Now the export directory needs to be added and any SFX instances' scratch directories symlinked to it. Create the export directory under /exlibris/sfx_ver/sfx4_1/proxy/htdocs and create symlinks accordingly. Here is an example:
[nelli]~(115): cd /exlibris/sfx_ver/sfx4_1/proxy/htdocs/export
[nelli]export(116): ls -l
total 2
lrwxrwxrwx 1 root root 46 Apr 17 16:11 sfxtst41 -> /exlibris/sfx_ver/sfx4_1/sfxtst41/dbs/scratch/
For more information on SFX exports, see the SFX documentation. Make sure to also delete old export files periodically, but keep the txt status file for the incremental exports to work properly.
Here is a sample configuration for an SFX Export Profile:
Profile Name:
Finna
Profile Description:
something
Select Output format:
XML
Export which object types:
[X] Serials [X] Monographs
Export active portfolios with the following services:
[X] getFullTxt
Export from ALL targets.
[X] Compare with previous export file (selected at time of export)
[X] Exclude objects that were not changed
Specify export file prefix: finna
Specify base-URL (856 $u): (sfx base address)
and link text (856 $y): SFX
[X] Add categories to the export file
[X] Include author information
Here is a sample script from the National Library of Finland called from crontab to run the export daily:
#!/bin/tcsh
set prefix=finna
set profile=Finna
set comparefile=`ls -1r ${SFXCTRL_SCRATCH}/e_collection_update | grep "^${prefix}" | head -1`
if ("${comparefile}" == "") then
touch "${SFXCTRL_SCRATCH}/e_collection_update/tmp_${prefix}_empty"
set comparefile="tmp_${prefix}_empty"
endif
${SFXCTRL_HOME}/admin/kbtools/export.pl --mode=profile --profile=${profile} --compare=${comparefile}
Note that if you change the export parameters (e.g. to include/exclude monographs), you may have to start anew the export on SFX side and also delete and reharvest it in RecordManager. SFX stores export data in [instance]/dbs/scratch, and the comparison files in [instance]/dbs/scratch/e_collection_update. Make sure to clean up both.
Here is a sample configuration for an SFX Export Profile:
Profile Name:
FinnaINST
Profile Description:
something
Select Output format:
XML
Restrict to the following
institutes/groups (optional):
INST
Export which object types:
[X] Serials [X] Monographs
Export active portfolios with the following services:
[X] getFullTxt
Export from ALL targets.
[X] Compare with previous export file (selected at time of export)
[X] Exclude objects that were not changed
Specify export file prefix: finnaINST
Specify base-URL (856 $u): (sfx base address)

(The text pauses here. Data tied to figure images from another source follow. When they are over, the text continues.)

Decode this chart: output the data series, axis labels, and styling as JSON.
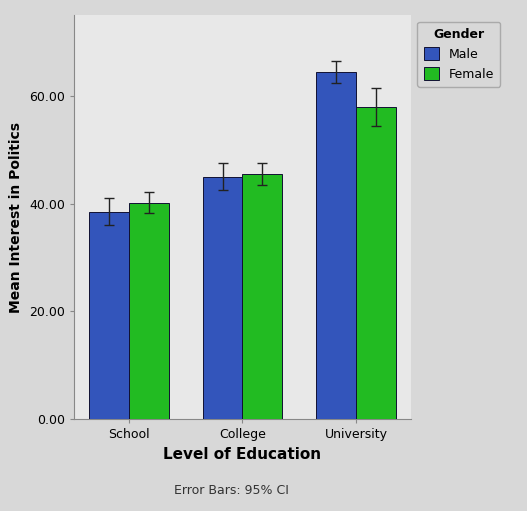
{
  "categories": [
    "School",
    "College",
    "University"
  ],
  "male_values": [
    38.5,
    45.0,
    64.5
  ],
  "female_values": [
    40.2,
    45.5,
    58.0
  ],
  "male_errors": [
    2.5,
    2.5,
    2.0
  ],
  "female_errors": [
    2.0,
    2.0,
    3.5
  ],
  "male_color": "#3355bb",
  "female_color": "#22bb22",
  "bar_edge_color": "#111133",
  "error_color": "#222222",
  "xlabel": "Level of Education",
  "ylabel": "Mean Interest in Politics",
  "legend_title": "Gender",
  "legend_labels": [
    "Male",
    "Female"
  ],
  "ylim": [
    0,
    75
  ],
  "ytick_vals": [
    0.0,
    20.0,
    40.0,
    60.0
  ],
  "ytick_labels": [
    "0.00",
    "20.00",
    "40.00",
    "60.00"
  ],
  "plot_bg_color": "#e8e8e8",
  "fig_bg_color": "#d8d8d8",
  "bar_width": 0.35,
  "footnote": "Error Bars: 95% CI",
  "xlabel_fontsize": 11,
  "ylabel_fontsize": 10,
  "tick_fontsize": 9,
  "legend_fontsize": 9,
  "footnote_fontsize": 9
}
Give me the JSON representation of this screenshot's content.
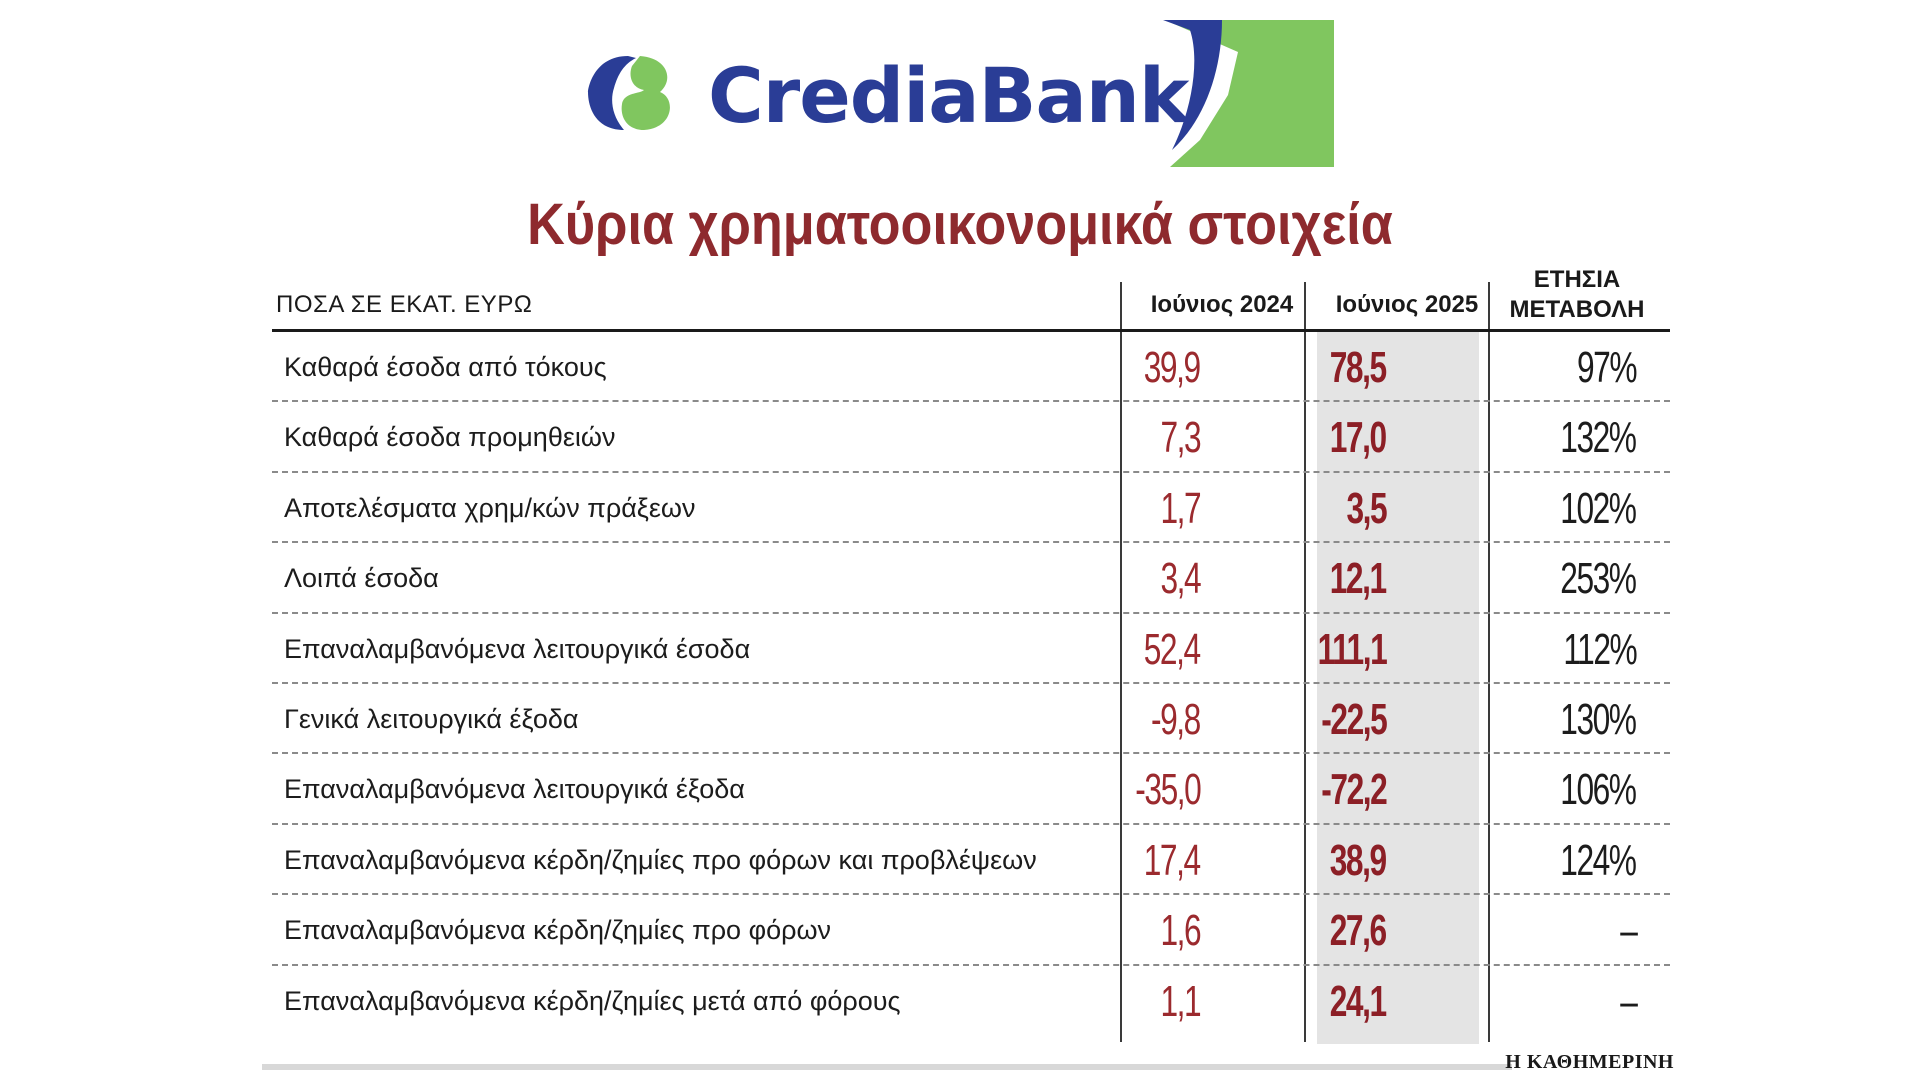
{
  "logo": {
    "brand": "CrediaBank",
    "colors": {
      "blue": "#2a3d96",
      "green": "#80c65f"
    }
  },
  "title": "Κύρια χρηματοοικονομικά στοιχεία",
  "table": {
    "units_label": "ΠΟΣΑ ΣΕ ΕΚΑΤ. ΕΥΡΩ",
    "columns": {
      "june_2024": "Ιούνιος 2024",
      "june_2025": "Ιούνιος 2025",
      "annual_change_line1": "ΕΤΗΣΙΑ",
      "annual_change_line2": "ΜΕΤΑΒΟΛΗ"
    },
    "rows": [
      {
        "label": "Καθαρά έσοδα από τόκους",
        "june_2024": "39,9",
        "june_2025": "78,5",
        "change": "97%"
      },
      {
        "label": "Καθαρά έσοδα προμηθειών",
        "june_2024": "7,3",
        "june_2025": "17,0",
        "change": "132%"
      },
      {
        "label": "Αποτελέσματα χρημ/κών πράξεων",
        "june_2024": "1,7",
        "june_2025": "3,5",
        "change": "102%"
      },
      {
        "label": "Λοιπά έσοδα",
        "june_2024": "3,4",
        "june_2025": "12,1",
        "change": "253%"
      },
      {
        "label": "Επαναλαμβανόμενα λειτουργικά έσοδα",
        "june_2024": "52,4",
        "june_2025": "111,1",
        "change": "112%"
      },
      {
        "label": "Γενικά λειτουργικά έξοδα",
        "june_2024": "-9,8",
        "june_2025": "-22,5",
        "change": "130%"
      },
      {
        "label": "Επαναλαμβανόμενα λειτουργικά έξοδα",
        "june_2024": "-35,0",
        "june_2025": "-72,2",
        "change": "106%"
      },
      {
        "label": "Επαναλαμβανόμενα κέρδη/ζημίες προ φόρων και προβλέψεων",
        "june_2024": "17,4",
        "june_2025": "38,9",
        "change": "124%"
      },
      {
        "label": "Επαναλαμβανόμενα κέρδη/ζημίες προ φόρων",
        "june_2024": "1,6",
        "june_2025": "27,6",
        "change": "–"
      },
      {
        "label": "Επαναλαμβανόμενα κέρδη/ζημίες μετά από φόρους",
        "june_2024": "1,1",
        "june_2025": "24,1",
        "change": "–"
      }
    ]
  },
  "source": "Η ΚΑΘΗΜΕΡΙΝΗ"
}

and link text (856 $y): SFX
[X] Add categories to the export file
[X] Include author information
Here is a sample script from the National Library of Finland called from crontab to run the export daily:
#!/bin/tcsh
set prefix=finna
set profile=Finna
if ( $#argv == 2 ) then
set prefix = $1
set profile = $2
endif
set comparefile=`ls -1r ${SFXCTRL_SCRATCH}/e_collection_update | grep "^${prefix}" | head -1`
if ("${comparefile}" == "") then
touch "${SFXCTRL_SCRATCH}/e_collection_update/tmp_${prefix}_empty"
set comparefile="tmp_${prefix}_empty"
endif
${SFXCTRL_HOME}/admin/kbtools/export.pl --mode=profile --profile=${profile} --compare=${comparefile}
Note that if you change the export parameters (e.g. to include/exclude monographs), you may have to start anew the export on SFX side and also delete and reharvest it in RecordManager. SFX stores export data in [instance]/dbs/scratch, and the comparison files in [instance]/dbs/scratch/e_collection_update. Make sure to clean up both.